Les premiers pendus, ceux du 3 mai, avaient beaucoup occupé la presse. Tous les journalistes les avaient décrits. Tout Constantinople les avait contemplés, pierrots funèbres en souquenille blanche, exposés jusqu’à cinq heures de l’après-midi. On avait même remarqué que les bourreaux, trop inexpérimentés ou trop émus, avaient mal fait leur office, et que certains des suppliciés étaient morts non pas étranglés, mais désarticulés, la boucle de la corde enserrant la nuque et le menton. Le poids du corps avait disloqué les vertèbres et démesurément allongé le cou… En outre, les cadavres furent enterrés dans un lieu vague, sans prières, sans cercueil, pas même lavés, ce qui constitue un prolongement du supplice, car les âmes sorties des corps non lavés et non ensevelis ont de terribles ennuis dans l’autre monde.

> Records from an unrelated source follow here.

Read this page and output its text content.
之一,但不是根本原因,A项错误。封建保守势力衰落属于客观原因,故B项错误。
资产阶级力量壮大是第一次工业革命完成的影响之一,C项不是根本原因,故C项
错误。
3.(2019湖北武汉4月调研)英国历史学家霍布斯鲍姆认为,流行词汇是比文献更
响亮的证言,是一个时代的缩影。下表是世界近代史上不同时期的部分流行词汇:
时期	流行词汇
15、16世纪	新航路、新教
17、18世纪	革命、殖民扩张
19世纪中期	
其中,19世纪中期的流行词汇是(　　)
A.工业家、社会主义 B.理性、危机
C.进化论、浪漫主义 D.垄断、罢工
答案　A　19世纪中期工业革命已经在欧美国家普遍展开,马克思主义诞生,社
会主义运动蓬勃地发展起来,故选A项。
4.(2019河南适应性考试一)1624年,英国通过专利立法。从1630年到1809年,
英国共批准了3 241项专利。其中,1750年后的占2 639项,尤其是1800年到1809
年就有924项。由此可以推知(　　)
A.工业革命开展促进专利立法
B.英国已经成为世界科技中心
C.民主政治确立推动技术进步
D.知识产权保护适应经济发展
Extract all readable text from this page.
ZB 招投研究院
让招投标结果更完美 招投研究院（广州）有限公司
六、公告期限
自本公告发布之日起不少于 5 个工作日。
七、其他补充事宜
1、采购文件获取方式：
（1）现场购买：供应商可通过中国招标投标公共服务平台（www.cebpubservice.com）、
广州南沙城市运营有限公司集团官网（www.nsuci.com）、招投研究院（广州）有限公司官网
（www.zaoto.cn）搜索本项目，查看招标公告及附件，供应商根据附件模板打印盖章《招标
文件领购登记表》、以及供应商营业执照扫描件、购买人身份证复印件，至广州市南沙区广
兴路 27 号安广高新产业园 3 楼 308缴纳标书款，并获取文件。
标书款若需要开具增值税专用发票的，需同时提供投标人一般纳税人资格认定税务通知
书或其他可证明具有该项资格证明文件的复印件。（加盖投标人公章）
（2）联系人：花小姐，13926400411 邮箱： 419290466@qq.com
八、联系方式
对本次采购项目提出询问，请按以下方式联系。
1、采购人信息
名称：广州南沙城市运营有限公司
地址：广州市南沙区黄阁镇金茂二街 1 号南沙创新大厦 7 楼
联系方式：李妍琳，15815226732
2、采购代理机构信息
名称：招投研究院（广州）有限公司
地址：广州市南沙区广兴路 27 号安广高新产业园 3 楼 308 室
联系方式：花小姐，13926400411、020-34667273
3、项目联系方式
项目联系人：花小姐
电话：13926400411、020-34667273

Les pendus de ce matin furent soustraits aux regards, bien avant midi, et dorment en paix entre quatre planches. On a lavé leurs pauvres corps. Seule, la stèle funèbre, avec son turban de pierre et ses épitaphes d’or, leur fut déniée. Enfin, les bourreaux, plus adroits, ont abrégé leur agonie. Mais l’un des condamnés, peut-être méfiant, et d’ailleurs tout à fait paisible, avait décliné les soins de ces fonctionnaires…

— Laissez, dit-il en montant sur l’escabeau. Je préfère me pendre moi-même…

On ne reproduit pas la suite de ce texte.